I stand in the warm water. Defeated. Trying to remember what leg I was on, when I hear the door open again. “GET. THE. HECK. OUT!” I yell. Mama has HAD IT. I swear whoever just opened that door is a dead man. I hear nothing. The door is still open. I peek out and the stupid cat is sitting outside the shower staring at me.

Well, I might as well get out now since I have to shut the door anyway. I probably left a line or two of hair on my legs. Perhaps I missed an entire leg. Whatever. It will go nicely with the line of red dots. Thank God that long skirts are in style. If you see me wearing one, you’ll know why.

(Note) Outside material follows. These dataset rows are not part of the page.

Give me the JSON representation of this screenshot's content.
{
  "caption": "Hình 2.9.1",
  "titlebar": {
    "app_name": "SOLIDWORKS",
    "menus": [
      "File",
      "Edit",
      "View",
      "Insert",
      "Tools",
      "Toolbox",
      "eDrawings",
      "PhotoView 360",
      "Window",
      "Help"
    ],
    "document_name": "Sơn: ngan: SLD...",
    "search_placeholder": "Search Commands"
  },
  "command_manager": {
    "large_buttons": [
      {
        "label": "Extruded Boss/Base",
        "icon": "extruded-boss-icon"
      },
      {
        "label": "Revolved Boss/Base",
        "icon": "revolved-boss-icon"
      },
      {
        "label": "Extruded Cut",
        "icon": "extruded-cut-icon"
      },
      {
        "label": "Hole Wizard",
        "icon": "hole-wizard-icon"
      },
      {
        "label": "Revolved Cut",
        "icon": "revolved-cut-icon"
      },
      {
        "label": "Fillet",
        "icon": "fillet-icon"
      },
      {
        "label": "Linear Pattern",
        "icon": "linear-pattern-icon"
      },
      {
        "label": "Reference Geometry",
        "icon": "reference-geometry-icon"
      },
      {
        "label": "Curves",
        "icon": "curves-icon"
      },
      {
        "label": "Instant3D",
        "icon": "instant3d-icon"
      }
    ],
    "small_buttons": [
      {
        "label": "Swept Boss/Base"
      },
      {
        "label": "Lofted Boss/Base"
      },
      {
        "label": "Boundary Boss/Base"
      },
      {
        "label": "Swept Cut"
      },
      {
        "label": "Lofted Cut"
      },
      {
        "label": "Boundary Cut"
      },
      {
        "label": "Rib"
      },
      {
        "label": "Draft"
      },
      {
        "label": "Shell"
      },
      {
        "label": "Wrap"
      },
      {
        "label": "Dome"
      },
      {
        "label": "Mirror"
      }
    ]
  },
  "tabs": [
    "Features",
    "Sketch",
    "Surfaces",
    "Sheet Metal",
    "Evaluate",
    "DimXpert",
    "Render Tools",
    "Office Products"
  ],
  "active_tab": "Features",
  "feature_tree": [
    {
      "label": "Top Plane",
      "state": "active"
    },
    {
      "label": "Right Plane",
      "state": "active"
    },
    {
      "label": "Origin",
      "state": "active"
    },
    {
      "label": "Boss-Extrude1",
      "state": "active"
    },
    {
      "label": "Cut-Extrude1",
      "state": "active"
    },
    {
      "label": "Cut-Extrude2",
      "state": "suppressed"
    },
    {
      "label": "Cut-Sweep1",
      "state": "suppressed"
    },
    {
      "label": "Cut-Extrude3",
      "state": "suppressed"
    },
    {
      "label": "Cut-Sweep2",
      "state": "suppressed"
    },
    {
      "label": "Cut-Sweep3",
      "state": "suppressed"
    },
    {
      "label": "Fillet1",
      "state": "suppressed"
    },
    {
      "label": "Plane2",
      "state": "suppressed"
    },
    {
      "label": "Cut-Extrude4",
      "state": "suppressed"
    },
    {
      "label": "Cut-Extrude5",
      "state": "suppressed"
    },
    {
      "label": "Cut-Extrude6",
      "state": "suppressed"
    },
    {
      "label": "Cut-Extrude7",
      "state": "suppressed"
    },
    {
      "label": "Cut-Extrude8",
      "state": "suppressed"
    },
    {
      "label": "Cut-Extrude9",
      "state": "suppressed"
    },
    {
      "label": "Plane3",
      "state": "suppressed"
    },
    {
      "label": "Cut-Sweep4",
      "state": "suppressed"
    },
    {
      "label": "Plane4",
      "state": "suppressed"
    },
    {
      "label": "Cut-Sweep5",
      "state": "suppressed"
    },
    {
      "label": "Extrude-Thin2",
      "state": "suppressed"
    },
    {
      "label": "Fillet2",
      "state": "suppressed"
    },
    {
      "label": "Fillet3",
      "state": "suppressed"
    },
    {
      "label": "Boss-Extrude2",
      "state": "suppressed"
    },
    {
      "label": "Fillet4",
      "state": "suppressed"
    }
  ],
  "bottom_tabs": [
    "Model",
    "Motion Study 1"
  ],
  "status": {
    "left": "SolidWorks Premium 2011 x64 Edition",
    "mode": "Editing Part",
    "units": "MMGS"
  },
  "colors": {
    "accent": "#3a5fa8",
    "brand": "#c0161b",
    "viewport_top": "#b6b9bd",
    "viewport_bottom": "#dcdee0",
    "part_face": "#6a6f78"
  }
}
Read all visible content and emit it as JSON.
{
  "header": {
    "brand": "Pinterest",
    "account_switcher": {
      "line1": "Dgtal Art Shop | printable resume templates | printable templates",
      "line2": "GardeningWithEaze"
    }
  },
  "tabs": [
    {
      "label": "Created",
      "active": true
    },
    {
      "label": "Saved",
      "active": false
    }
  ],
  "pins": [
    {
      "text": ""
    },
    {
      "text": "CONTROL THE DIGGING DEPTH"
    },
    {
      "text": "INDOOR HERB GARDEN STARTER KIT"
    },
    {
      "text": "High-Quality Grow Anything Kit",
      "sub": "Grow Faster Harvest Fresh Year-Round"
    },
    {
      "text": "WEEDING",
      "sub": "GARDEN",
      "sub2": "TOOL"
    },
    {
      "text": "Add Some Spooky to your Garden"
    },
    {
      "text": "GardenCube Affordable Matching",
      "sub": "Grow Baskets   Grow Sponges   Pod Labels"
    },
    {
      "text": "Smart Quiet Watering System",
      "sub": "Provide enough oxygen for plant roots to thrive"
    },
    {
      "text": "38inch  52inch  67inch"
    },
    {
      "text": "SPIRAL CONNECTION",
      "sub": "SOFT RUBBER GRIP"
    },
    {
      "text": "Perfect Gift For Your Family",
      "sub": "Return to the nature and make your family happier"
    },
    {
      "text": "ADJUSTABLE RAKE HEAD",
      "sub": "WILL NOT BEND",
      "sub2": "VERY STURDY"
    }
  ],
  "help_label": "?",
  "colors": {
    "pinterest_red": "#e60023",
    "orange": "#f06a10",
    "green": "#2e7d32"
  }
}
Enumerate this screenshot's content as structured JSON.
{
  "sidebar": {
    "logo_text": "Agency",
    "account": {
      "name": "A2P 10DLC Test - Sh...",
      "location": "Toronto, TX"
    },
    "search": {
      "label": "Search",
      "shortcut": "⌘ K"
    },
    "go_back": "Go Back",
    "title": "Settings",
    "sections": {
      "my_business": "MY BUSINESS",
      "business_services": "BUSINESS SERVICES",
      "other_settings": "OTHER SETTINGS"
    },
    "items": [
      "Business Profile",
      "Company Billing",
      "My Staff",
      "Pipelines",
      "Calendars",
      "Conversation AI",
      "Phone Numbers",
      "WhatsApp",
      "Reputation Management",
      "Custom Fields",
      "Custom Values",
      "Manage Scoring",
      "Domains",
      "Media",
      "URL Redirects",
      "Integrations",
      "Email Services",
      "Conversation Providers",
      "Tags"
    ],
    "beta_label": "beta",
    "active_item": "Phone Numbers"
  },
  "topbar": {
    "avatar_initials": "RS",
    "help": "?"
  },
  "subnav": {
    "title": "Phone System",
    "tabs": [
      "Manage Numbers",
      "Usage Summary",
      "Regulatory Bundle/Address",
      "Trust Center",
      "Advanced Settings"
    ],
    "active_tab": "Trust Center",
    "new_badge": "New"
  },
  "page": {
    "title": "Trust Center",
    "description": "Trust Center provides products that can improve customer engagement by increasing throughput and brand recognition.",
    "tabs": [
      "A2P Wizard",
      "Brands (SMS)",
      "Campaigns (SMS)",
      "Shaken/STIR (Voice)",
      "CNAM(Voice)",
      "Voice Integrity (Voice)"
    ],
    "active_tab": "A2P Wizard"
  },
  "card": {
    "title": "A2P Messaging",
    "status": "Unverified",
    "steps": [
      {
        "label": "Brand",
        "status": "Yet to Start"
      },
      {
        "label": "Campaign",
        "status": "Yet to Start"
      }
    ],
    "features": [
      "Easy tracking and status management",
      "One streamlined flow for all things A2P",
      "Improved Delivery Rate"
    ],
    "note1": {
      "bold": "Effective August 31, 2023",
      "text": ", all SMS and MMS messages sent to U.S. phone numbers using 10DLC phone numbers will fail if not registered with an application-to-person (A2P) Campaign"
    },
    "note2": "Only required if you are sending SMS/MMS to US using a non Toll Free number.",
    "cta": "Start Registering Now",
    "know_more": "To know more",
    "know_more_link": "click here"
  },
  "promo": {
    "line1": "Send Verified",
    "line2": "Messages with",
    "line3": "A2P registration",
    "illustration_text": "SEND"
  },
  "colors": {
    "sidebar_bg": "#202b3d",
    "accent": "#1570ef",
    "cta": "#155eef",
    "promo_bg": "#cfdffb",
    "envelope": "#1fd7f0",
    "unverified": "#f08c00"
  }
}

So I turn off the water and step out of the shower. The cat starts purring. I scowl at him. I am sure he did this on purpose to pay me back for forgetting to feed him right away this morning. Cats are conniving like that. I begin to dry off. My hand touches my hair and I realize that I forgot to wash the conditioner out of it. *SIGH* I turn the water back on and step back in the shower to rinse my hair again.

In comes the oldest, “Mom! The dog is not listening to me!” I pretend not to hear him. I pretend not to exist. Please, God, make me disappear. But, sadly, I do not. And the child leans into the shower to be certain I heard him. He stares a little too long. I scowl at him. “GO. A. WAY.”

I dry myself and wrap the towel around me (I mean, I have neighbors. Again, it’s for the public good.) and go yell for the dog to come inside. I close the door behind the dog. I get dressed. I dry my hair. I start to wonder if my children have been abducted because, since I got out of the shower, there has not been one single interruption.